The Trans-Atlantic Slave Trade
After Native Americans died in phenomenal numbers from European diseases, European colonists in the Americas turned to Africans as forced labor. West Africans, already skilled in agricultural techniques, especially were sought by Europeans for labor on the sugar plantations of Brazil and the Caribbean and in the rice fields of the southern colonies of British North America. The trans-Atlantic slave trade reached its peak during the eighteenth century. The slave trade was part of a triangular trade that involved three segments:
- European guns and other manufactured goods were traded to Africans for slaves. (Guns were then used by Africans to capture more slaves.)
- Slaves were transported from Africa to South America or the West Indies. This Middle Passage across the Atlantic placed the slaves in shackles in overcrowded and unsanitary slave ships.
- Sugar, molasses, and rum produced by slave labor were traded to Europe for manufactured goods, and the cycle resumed.
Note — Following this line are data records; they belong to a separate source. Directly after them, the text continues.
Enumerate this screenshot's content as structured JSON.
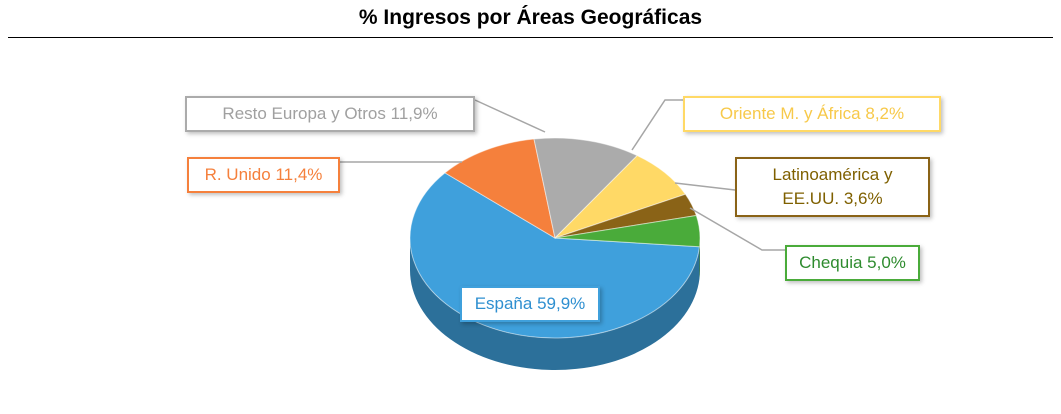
{
  "chart_data": {
    "type": "pie",
    "title": "% Ingresos por Áreas Geográficas",
    "categories": [
      "España",
      "R. Unido",
      "Resto Europa y Otros",
      "Oriente M. y África",
      "Latinoamérica y EE.UU.",
      "Chequia"
    ],
    "values": [
      59.9,
      11.4,
      11.9,
      8.2,
      3.6,
      5.0
    ],
    "value_labels": [
      "59,9%",
      "11,4%",
      "11,9%",
      "8,2%",
      "3,6%",
      "5,0%"
    ],
    "colors": [
      "#3fa0dc",
      "#f5803c",
      "#ababab",
      "#ffd966",
      "#8a6317",
      "#4aab3a"
    ]
  }
}
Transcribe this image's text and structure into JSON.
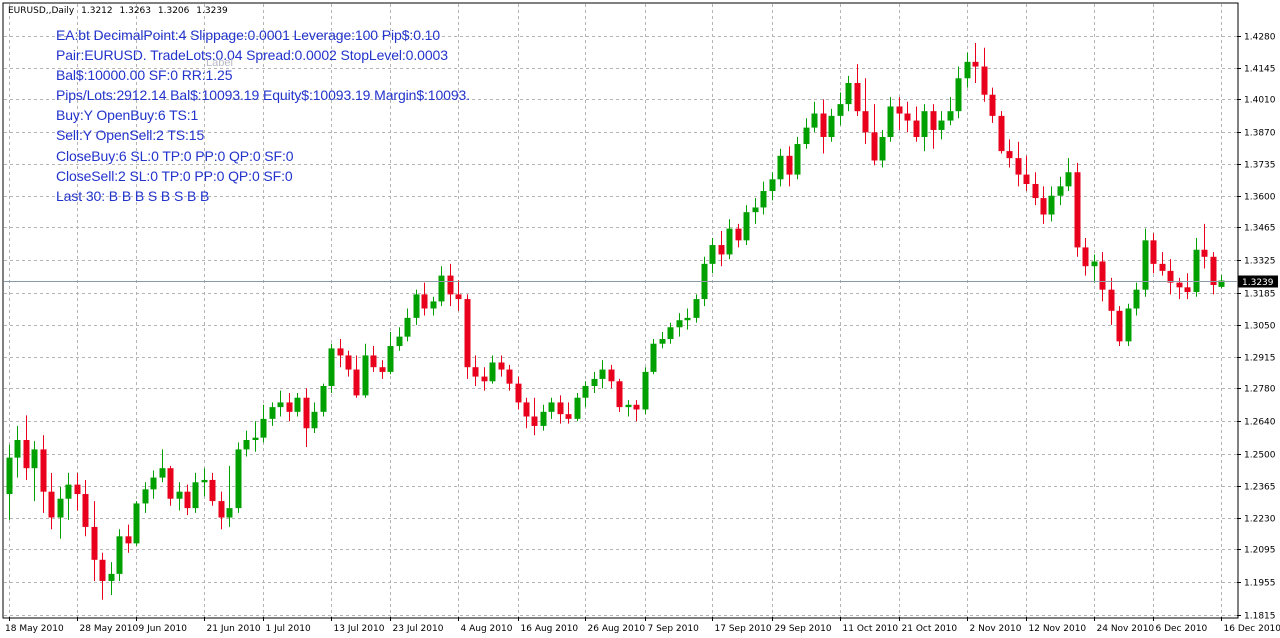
{
  "chart_data": {
    "type": "candlestick",
    "symbol": "EURUSD,,Daily",
    "ohlc_header": [
      "1.3212",
      "1.3263",
      "1.3206",
      "1.3239"
    ],
    "current_price": "1.3239",
    "ylim": [
      1.18,
      1.4375
    ],
    "grid": true,
    "y_ticks": [
      "1.4280",
      "1.4145",
      "1.4010",
      "1.3870",
      "1.3735",
      "1.3600",
      "1.3465",
      "1.3325",
      "1.3185",
      "1.3050",
      "1.2915",
      "1.2780",
      "1.2640",
      "1.2500",
      "1.2365",
      "1.2230",
      "1.2095",
      "1.1955",
      "1.1815"
    ],
    "x_ticks": [
      "18 May 2010",
      "28 May 2010",
      "9 Jun 2010",
      "21 Jun 2010",
      "1 Jul 2010",
      "13 Jul 2010",
      "23 Jul 2010",
      "4 Aug 2010",
      "16 Aug 2010",
      "26 Aug 2010",
      "7 Sep 2010",
      "17 Sep 2010",
      "29 Sep 2010",
      "11 Oct 2010",
      "21 Oct 2010",
      "2 Nov 2010",
      "12 Nov 2010",
      "24 Nov 2010",
      "6 Dec 2010",
      "16 Dec 2010"
    ],
    "candles": [
      [
        1.233,
        1.254,
        1.222,
        1.2485
      ],
      [
        1.2485,
        1.262,
        1.24,
        1.256
      ],
      [
        1.256,
        1.2665,
        1.239,
        1.244
      ],
      [
        1.244,
        1.2555,
        1.23,
        1.252
      ],
      [
        1.252,
        1.258,
        1.225,
        1.234
      ],
      [
        1.234,
        1.242,
        1.218,
        1.223
      ],
      [
        1.223,
        1.236,
        1.214,
        1.231
      ],
      [
        1.231,
        1.242,
        1.222,
        1.237
      ],
      [
        1.237,
        1.242,
        1.226,
        1.233
      ],
      [
        1.233,
        1.239,
        1.215,
        1.219
      ],
      [
        1.219,
        1.23,
        1.196,
        1.205
      ],
      [
        1.205,
        1.208,
        1.188,
        1.196
      ],
      [
        1.196,
        1.204,
        1.19,
        1.199
      ],
      [
        1.199,
        1.218,
        1.196,
        1.215
      ],
      [
        1.215,
        1.22,
        1.208,
        1.212
      ],
      [
        1.212,
        1.23,
        1.211,
        1.229
      ],
      [
        1.229,
        1.238,
        1.225,
        1.235
      ],
      [
        1.235,
        1.243,
        1.231,
        1.24
      ],
      [
        1.24,
        1.252,
        1.238,
        1.244
      ],
      [
        1.244,
        1.245,
        1.228,
        1.231
      ],
      [
        1.231,
        1.238,
        1.226,
        1.234
      ],
      [
        1.234,
        1.237,
        1.224,
        1.227
      ],
      [
        1.227,
        1.242,
        1.225,
        1.238
      ],
      [
        1.238,
        1.244,
        1.232,
        1.239
      ],
      [
        1.239,
        1.242,
        1.228,
        1.23
      ],
      [
        1.23,
        1.234,
        1.218,
        1.223
      ],
      [
        1.223,
        1.245,
        1.219,
        1.227
      ],
      [
        1.227,
        1.255,
        1.225,
        1.252
      ],
      [
        1.252,
        1.26,
        1.249,
        1.256
      ],
      [
        1.256,
        1.264,
        1.251,
        1.257
      ],
      [
        1.257,
        1.271,
        1.255,
        1.265
      ],
      [
        1.265,
        1.272,
        1.262,
        1.27
      ],
      [
        1.27,
        1.277,
        1.266,
        1.272
      ],
      [
        1.272,
        1.276,
        1.264,
        1.268
      ],
      [
        1.268,
        1.276,
        1.266,
        1.274
      ],
      [
        1.274,
        1.278,
        1.253,
        1.261
      ],
      [
        1.261,
        1.272,
        1.259,
        1.268
      ],
      [
        1.268,
        1.28,
        1.266,
        1.279
      ],
      [
        1.279,
        1.297,
        1.276,
        1.295
      ],
      [
        1.295,
        1.299,
        1.287,
        1.292
      ],
      [
        1.292,
        1.294,
        1.283,
        1.286
      ],
      [
        1.286,
        1.292,
        1.274,
        1.275
      ],
      [
        1.275,
        1.297,
        1.274,
        1.292
      ],
      [
        1.292,
        1.296,
        1.285,
        1.287
      ],
      [
        1.287,
        1.29,
        1.282,
        1.285
      ],
      [
        1.285,
        1.302,
        1.284,
        1.296
      ],
      [
        1.296,
        1.304,
        1.294,
        1.3
      ],
      [
        1.3,
        1.312,
        1.298,
        1.308
      ],
      [
        1.308,
        1.32,
        1.305,
        1.318
      ],
      [
        1.318,
        1.323,
        1.309,
        1.312
      ],
      [
        1.312,
        1.317,
        1.309,
        1.315
      ],
      [
        1.315,
        1.33,
        1.313,
        1.326
      ],
      [
        1.326,
        1.331,
        1.313,
        1.318
      ],
      [
        1.318,
        1.324,
        1.311,
        1.316
      ],
      [
        1.316,
        1.318,
        1.282,
        1.287
      ],
      [
        1.287,
        1.292,
        1.279,
        1.283
      ],
      [
        1.283,
        1.287,
        1.277,
        1.281
      ],
      [
        1.281,
        1.292,
        1.28,
        1.289
      ],
      [
        1.289,
        1.292,
        1.283,
        1.286
      ],
      [
        1.286,
        1.288,
        1.277,
        1.28
      ],
      [
        1.28,
        1.283,
        1.269,
        1.272
      ],
      [
        1.272,
        1.274,
        1.261,
        1.266
      ],
      [
        1.266,
        1.274,
        1.258,
        1.262
      ],
      [
        1.262,
        1.271,
        1.26,
        1.268
      ],
      [
        1.268,
        1.274,
        1.265,
        1.272
      ],
      [
        1.272,
        1.275,
        1.263,
        1.267
      ],
      [
        1.267,
        1.272,
        1.263,
        1.265
      ],
      [
        1.265,
        1.276,
        1.264,
        1.274
      ],
      [
        1.274,
        1.281,
        1.27,
        1.279
      ],
      [
        1.279,
        1.285,
        1.276,
        1.282
      ],
      [
        1.282,
        1.29,
        1.278,
        1.286
      ],
      [
        1.286,
        1.288,
        1.278,
        1.281
      ],
      [
        1.281,
        1.282,
        1.268,
        1.27
      ],
      [
        1.27,
        1.273,
        1.266,
        1.271
      ],
      [
        1.271,
        1.273,
        1.264,
        1.269
      ],
      [
        1.269,
        1.287,
        1.267,
        1.285
      ],
      [
        1.285,
        1.299,
        1.284,
        1.297
      ],
      [
        1.297,
        1.302,
        1.295,
        1.299
      ],
      [
        1.299,
        1.306,
        1.297,
        1.304
      ],
      [
        1.304,
        1.31,
        1.3,
        1.307
      ],
      [
        1.307,
        1.312,
        1.303,
        1.308
      ],
      [
        1.308,
        1.318,
        1.306,
        1.316
      ],
      [
        1.316,
        1.334,
        1.313,
        1.331
      ],
      [
        1.331,
        1.342,
        1.327,
        1.339
      ],
      [
        1.339,
        1.345,
        1.33,
        1.335
      ],
      [
        1.335,
        1.35,
        1.333,
        1.346
      ],
      [
        1.346,
        1.348,
        1.338,
        1.341
      ],
      [
        1.341,
        1.356,
        1.339,
        1.353
      ],
      [
        1.353,
        1.359,
        1.348,
        1.355
      ],
      [
        1.355,
        1.366,
        1.352,
        1.362
      ],
      [
        1.362,
        1.37,
        1.358,
        1.367
      ],
      [
        1.367,
        1.38,
        1.364,
        1.377
      ],
      [
        1.377,
        1.381,
        1.364,
        1.369
      ],
      [
        1.369,
        1.385,
        1.367,
        1.382
      ],
      [
        1.382,
        1.393,
        1.38,
        1.389
      ],
      [
        1.389,
        1.4,
        1.387,
        1.395
      ],
      [
        1.395,
        1.401,
        1.378,
        1.385
      ],
      [
        1.385,
        1.397,
        1.383,
        1.394
      ],
      [
        1.394,
        1.404,
        1.39,
        1.399
      ],
      [
        1.399,
        1.411,
        1.396,
        1.408
      ],
      [
        1.408,
        1.416,
        1.394,
        1.396
      ],
      [
        1.396,
        1.41,
        1.382,
        1.387
      ],
      [
        1.387,
        1.399,
        1.373,
        1.375
      ],
      [
        1.375,
        1.388,
        1.372,
        1.385
      ],
      [
        1.385,
        1.402,
        1.383,
        1.398
      ],
      [
        1.398,
        1.402,
        1.388,
        1.395
      ],
      [
        1.395,
        1.4,
        1.387,
        1.392
      ],
      [
        1.392,
        1.398,
        1.383,
        1.385
      ],
      [
        1.385,
        1.399,
        1.379,
        1.396
      ],
      [
        1.396,
        1.399,
        1.38,
        1.388
      ],
      [
        1.388,
        1.396,
        1.384,
        1.392
      ],
      [
        1.392,
        1.402,
        1.39,
        1.396
      ],
      [
        1.396,
        1.415,
        1.393,
        1.41
      ],
      [
        1.41,
        1.421,
        1.406,
        1.417
      ],
      [
        1.417,
        1.425,
        1.408,
        1.415
      ],
      [
        1.415,
        1.423,
        1.4,
        1.403
      ],
      [
        1.403,
        1.406,
        1.391,
        1.394
      ],
      [
        1.394,
        1.396,
        1.378,
        1.379
      ],
      [
        1.379,
        1.384,
        1.372,
        1.376
      ],
      [
        1.376,
        1.383,
        1.364,
        1.369
      ],
      [
        1.369,
        1.377,
        1.362,
        1.365
      ],
      [
        1.365,
        1.37,
        1.356,
        1.359
      ],
      [
        1.359,
        1.364,
        1.348,
        1.352
      ],
      [
        1.352,
        1.364,
        1.349,
        1.36
      ],
      [
        1.36,
        1.368,
        1.356,
        1.364
      ],
      [
        1.364,
        1.376,
        1.362,
        1.37
      ],
      [
        1.37,
        1.374,
        1.334,
        1.338
      ],
      [
        1.338,
        1.342,
        1.326,
        1.33
      ],
      [
        1.33,
        1.335,
        1.323,
        1.332
      ],
      [
        1.332,
        1.336,
        1.315,
        1.32
      ],
      [
        1.32,
        1.325,
        1.305,
        1.311
      ],
      [
        1.311,
        1.313,
        1.296,
        1.298
      ],
      [
        1.298,
        1.314,
        1.296,
        1.312
      ],
      [
        1.312,
        1.323,
        1.309,
        1.32
      ],
      [
        1.32,
        1.346,
        1.317,
        1.341
      ],
      [
        1.341,
        1.344,
        1.327,
        1.331
      ],
      [
        1.331,
        1.336,
        1.326,
        1.328
      ],
      [
        1.328,
        1.333,
        1.318,
        1.323
      ],
      [
        1.323,
        1.325,
        1.316,
        1.321
      ],
      [
        1.321,
        1.327,
        1.316,
        1.319
      ],
      [
        1.319,
        1.342,
        1.317,
        1.337
      ],
      [
        1.337,
        1.348,
        1.329,
        1.334
      ],
      [
        1.334,
        1.336,
        1.318,
        1.322
      ],
      [
        1.3212,
        1.3263,
        1.3206,
        1.3239
      ]
    ],
    "up_color": "#00a000",
    "down_color": "#e8001c"
  },
  "overlay_lines": [
    "EA:bt DecimalPoint:4 Slippage:0.0001 Leverage:100 Pip$:0.10",
    "Pair:EURUSD. TradeLots:0.04 Spread:0.0002 StopLevel:0.0003",
    "Bal$:10000.00 SF:0 RR:1.25",
    "Pips/Lots:2912.14 Bal$:10093.19 Equity$:10093.19 Margin$:10093.",
    "Buy:Y OpenBuy:6 TS:1",
    "Sell:Y OpenSell:2 TS:15",
    "CloseBuy:6 SL:0 TP:0 PP:0 QP:0 SF:0",
    "CloseSell:2 SL:0 TP:0 PP:0 QP:0 SF:0",
    "Last 30: B B B S B S B B"
  ],
  "label_text": "Label",
  "colors": {
    "grid": "#b4b4b4",
    "text": "#2233cc",
    "price_line": "#8c9aa6",
    "price_box": "#000000"
  }
}
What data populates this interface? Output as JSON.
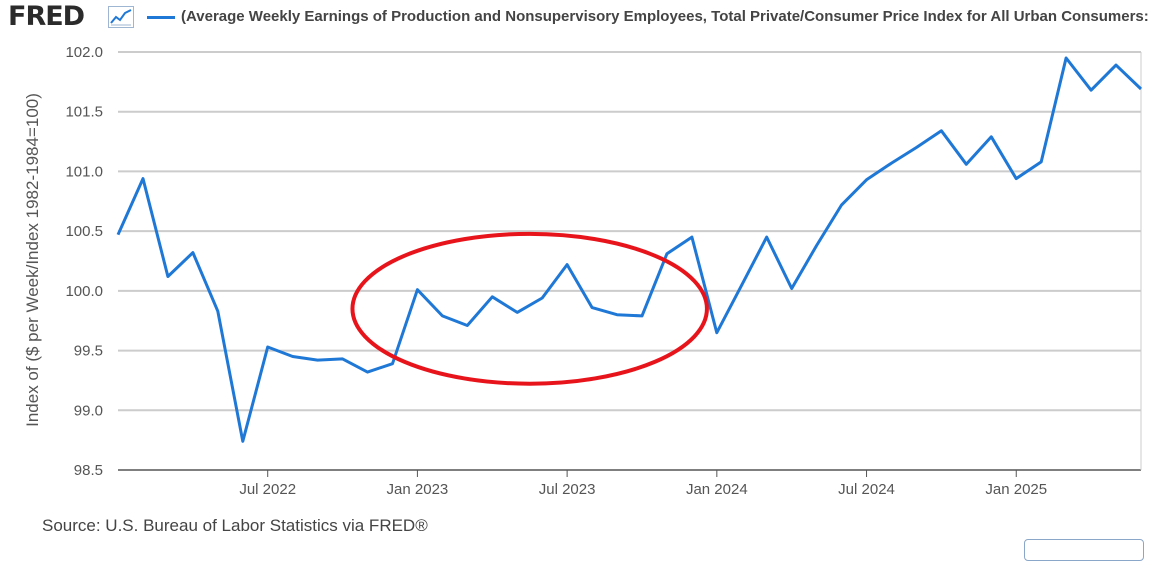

Slaves who crossed the Atlantic came from western and central Africa, particularly from Senegambia, Dahomey, Benin, and Kongo. As many as 25 percent of the slaves who came from central Africa died on the long march to the coast to be loaded onto slave ships. Perhaps 20 percent of slaves died on the Middle Passage from illness or suicide. If supplies ran low aboard ship, some slaves were thrown overboard.
Of the approximately 9 to 11 million slaves who crossed the Atlantic, only about 5 percent reached the colonies of British North America. Most of the slaves who eventually reached North America did not arrive directly from Africa, but first spent some time in the West Indies in the Caribbean Sea. The rigors of sugar production in the Caribbean islands and in Brazil required especially large numbers of slaves.
Slavery in Eastern and Southern Africa
Not all slave routes originating in Africa crossed the Atlantic or led to Europe. The cities of eastern Africa traded with the interior of the continent for gold, ivory, and slaves. Many of these slaves were transported to the Middle East, where they became household servants or members of harems. Other slaves in the Indian Ocean system were used on European plantations on islands in the Indian Ocean. Africans from the Swahili coast, Arabs, and Indians also set up plantation colonies along the eastern coast of Africa and on the islands of the Indian Ocean.
In southern Africa, the Cape Colony established by the Dutch in 1652 depended on slave labor. The first slaves arrived from Indonesia and Asia, but later the Dutch enslaved Africans.
Effects of the Slave Trade on Africa
The African slave trade profoundly altered the demographics of Africa. Family life was disrupted as more males than females were transported across the Atlantic for the heavy work required on plantations. In some areas of Africa, populations were reduced by one half. The slave trade increased African dependency on the importation of European technology, lessening the technological development of African kingdoms.
Europeans did not initiate the African slave trade but tapped into slave trade systems already in place. Europeans involved in the slave trade encountered wealthy and powerful African kingdoms. Although the main focus of the African slave trade in the seventeenth and eighteenth centuries occurred across the Atlantic, there also was an active slave trade in the Indian Ocean. The slave trade significantly reduced the populations of some areas of Africa and created a dependence on European goods.